Димка закусил губу – это означало, что он размышляет.
– Может, ты и прав, – медленно проговорил он. – Может…
Мою правоту окончательно признали минут через десять. За это время мы успели наглядеться на прибывших гостей: они казались сообразительнее своих городских сородичей и заметно шустрее. Они даже умели действовать совместно – я сам видел, как один обращенный пытался влезть на другого, чтобы заглянуть в разбитое окно. Он успел ухватиться за раму и повис на руках, неуклюже стараясь подтянуться. Но тут подоспел я с топориком.
– Зомби адаптируются, – сказал Димка, переходя от окна к окну. – Они то ли учатся, то ли вспоминают свой человеческий опыт. Смотрите: они оторвали ручку от двери. Они знают, что это вход, и ломятся туда. Представьте, что сейчас творится в городах.
Мы не хотели ничего представлять – это было слишком страшно.
Много раз Димка прикладывал автомат к плечу, сквозь стекло целясь, но почти сразу опускал ствол. Он и Минтаю не позволял стрелять, и меня, ружье взявшего, одергивал: патронов мало, берегите патроны, думайте, как можно одолеть тварей, не используя огнестрельное оружие.
У нас были ухваты и ножи, кочерга и два топора. В холодном чулане можно было найти молотки всяких размеров, тупые серпы, стамески и отвертки. На крытом дворе стояли косы, вилы, лопаты и грабли – но двор, скорее всего, нам уже не принадлежал.
– Сосчитали, сколько их? – спросил Димка.
– Десяток – точно, – ответил я.
– Не меньше дюжины, – сказал Минтай, глядя в другое окно.
– Мне показалось, что минимум – пятнадцать, – возразил нам Димка. – А нас трое.
– Пятеро, – отозвалась Катя, подбирая Димкину «Осу».
– Шестеро, – едва слышно пискнула Таня.
Сейчас это – написанное на бумаге – выглядит героически. На самом деле никакой героики не было и в помине. Страх, разочарование, неуверенность, усталость – вот что мы испытывали. Мы тряслись, и наши голоса дрожали. А под окнами ходили жуткие твари, рвали запертую дверь, царапали стены, ворчали и стонали – неужели разговаривали на своем языке?
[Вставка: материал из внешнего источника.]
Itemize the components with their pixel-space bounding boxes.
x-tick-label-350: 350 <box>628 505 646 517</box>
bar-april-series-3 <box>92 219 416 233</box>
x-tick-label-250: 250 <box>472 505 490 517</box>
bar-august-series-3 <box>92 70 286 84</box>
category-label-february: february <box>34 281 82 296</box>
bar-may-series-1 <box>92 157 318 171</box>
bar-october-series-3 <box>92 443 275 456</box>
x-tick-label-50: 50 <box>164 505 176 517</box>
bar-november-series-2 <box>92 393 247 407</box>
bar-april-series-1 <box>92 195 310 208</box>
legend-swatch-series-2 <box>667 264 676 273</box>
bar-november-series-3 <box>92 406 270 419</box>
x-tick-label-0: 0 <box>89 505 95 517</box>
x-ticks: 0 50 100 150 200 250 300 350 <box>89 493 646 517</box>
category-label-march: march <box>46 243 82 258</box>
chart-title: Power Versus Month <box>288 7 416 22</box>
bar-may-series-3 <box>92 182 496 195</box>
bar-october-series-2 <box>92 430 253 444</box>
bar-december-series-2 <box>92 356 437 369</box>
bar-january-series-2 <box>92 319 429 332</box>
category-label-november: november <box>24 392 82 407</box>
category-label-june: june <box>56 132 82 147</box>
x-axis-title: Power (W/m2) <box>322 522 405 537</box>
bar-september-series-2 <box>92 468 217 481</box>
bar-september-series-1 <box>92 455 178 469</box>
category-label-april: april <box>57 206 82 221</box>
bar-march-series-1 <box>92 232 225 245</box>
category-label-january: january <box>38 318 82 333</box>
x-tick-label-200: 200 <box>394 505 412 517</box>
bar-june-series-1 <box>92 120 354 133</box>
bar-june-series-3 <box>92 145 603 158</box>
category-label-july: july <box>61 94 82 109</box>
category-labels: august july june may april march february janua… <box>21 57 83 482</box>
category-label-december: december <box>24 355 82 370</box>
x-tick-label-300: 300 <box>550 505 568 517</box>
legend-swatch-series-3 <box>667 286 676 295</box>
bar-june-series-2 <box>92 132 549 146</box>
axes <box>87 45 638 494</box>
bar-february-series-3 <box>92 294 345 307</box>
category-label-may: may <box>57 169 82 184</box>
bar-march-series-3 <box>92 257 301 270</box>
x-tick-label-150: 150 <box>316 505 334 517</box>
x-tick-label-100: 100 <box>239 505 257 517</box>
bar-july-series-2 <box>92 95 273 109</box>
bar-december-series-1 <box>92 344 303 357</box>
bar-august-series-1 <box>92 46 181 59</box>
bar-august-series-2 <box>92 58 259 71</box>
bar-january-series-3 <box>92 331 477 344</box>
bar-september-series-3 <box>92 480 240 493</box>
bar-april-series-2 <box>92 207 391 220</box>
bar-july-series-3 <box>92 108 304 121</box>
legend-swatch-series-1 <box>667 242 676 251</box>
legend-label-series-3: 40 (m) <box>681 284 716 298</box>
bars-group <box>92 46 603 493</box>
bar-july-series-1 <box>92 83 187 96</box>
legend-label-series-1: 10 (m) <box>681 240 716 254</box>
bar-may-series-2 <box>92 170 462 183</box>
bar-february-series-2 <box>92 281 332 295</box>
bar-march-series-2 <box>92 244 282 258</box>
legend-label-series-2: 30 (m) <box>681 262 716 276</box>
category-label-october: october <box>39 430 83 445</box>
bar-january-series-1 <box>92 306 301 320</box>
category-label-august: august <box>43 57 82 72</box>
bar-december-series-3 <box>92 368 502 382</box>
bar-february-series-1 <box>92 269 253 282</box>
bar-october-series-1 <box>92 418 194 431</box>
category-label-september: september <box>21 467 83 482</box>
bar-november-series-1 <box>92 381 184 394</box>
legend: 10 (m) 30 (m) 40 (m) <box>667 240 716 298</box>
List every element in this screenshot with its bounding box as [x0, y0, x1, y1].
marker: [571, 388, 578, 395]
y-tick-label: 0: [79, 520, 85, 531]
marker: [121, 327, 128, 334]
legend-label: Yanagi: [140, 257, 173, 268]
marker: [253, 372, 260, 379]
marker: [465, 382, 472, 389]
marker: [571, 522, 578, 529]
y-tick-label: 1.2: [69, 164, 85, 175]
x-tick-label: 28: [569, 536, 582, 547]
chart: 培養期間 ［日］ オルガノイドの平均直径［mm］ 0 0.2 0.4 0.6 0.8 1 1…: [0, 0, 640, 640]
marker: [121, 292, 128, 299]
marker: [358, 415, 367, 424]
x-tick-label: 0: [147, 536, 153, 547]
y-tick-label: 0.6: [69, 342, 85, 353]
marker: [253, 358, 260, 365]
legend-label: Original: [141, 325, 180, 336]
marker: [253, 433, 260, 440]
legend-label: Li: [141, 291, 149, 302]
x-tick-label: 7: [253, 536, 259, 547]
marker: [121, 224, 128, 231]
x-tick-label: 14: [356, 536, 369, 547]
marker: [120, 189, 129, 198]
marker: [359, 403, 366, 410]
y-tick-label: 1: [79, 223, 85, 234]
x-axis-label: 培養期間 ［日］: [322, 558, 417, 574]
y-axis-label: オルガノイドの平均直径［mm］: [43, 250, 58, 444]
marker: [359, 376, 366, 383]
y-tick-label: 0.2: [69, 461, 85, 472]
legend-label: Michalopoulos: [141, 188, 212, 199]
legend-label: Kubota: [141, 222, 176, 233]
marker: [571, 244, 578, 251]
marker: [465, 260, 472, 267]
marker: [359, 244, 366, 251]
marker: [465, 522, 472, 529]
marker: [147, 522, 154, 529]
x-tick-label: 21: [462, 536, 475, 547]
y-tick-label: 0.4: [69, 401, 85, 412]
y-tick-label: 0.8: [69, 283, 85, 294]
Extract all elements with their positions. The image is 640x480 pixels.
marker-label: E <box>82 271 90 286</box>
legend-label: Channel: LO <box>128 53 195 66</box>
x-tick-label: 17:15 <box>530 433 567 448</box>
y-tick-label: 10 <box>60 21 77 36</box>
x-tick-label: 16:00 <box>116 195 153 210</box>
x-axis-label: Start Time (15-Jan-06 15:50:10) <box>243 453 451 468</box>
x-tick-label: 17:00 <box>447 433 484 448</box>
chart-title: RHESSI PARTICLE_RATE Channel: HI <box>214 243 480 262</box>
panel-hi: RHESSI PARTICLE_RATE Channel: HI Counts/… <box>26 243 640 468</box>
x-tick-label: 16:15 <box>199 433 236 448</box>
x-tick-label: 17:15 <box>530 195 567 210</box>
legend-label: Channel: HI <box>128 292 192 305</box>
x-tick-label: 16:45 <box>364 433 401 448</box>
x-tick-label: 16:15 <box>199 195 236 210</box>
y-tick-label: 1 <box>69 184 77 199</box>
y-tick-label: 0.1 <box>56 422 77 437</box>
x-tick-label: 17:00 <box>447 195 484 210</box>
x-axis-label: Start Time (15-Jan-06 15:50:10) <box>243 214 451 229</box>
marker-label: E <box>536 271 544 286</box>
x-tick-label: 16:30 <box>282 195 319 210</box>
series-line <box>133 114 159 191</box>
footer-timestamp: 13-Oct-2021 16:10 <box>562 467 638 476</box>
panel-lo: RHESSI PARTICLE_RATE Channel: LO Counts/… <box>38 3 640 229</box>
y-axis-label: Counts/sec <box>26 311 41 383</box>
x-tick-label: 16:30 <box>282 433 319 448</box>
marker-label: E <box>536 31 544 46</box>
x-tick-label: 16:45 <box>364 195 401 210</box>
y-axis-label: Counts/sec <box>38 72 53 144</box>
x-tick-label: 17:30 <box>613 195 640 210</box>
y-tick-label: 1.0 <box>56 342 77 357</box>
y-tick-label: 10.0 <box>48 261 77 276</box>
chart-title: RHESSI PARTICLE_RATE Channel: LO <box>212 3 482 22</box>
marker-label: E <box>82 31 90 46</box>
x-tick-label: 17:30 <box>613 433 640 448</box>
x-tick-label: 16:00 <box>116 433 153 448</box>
Если бы нам было куда бежать, если бы у нас была возможность бежать – мы убежали бы.
Но нам пришлось выйти на бой.
Хотя боем это можно было назвать с большой натяжкой.
В сенях, которые в этой местности почему-то все называли «мостом», мы устроили ловушку: сняли несколько половиц перед дверью, открывающейся на двор (горожане называли его сараем), прикрыли получившуюся яму натянутыми половиками, в потолок пару скоб забили, толстую веревку через них протянули, тяжеленный сундук, железом обитый, над скрытой ямой повесили, а к дверной ручке подвязали шпагат. Распределили роли: Оля открывает и закрывает дверь, Таня подругу подстраховывает; Минтай и Катя держат сундук на веревках, потом, когда нужно, сбрасывают и поднимают; я – забойщик, заплечных дел мастер; Димка – координатор и стрелок.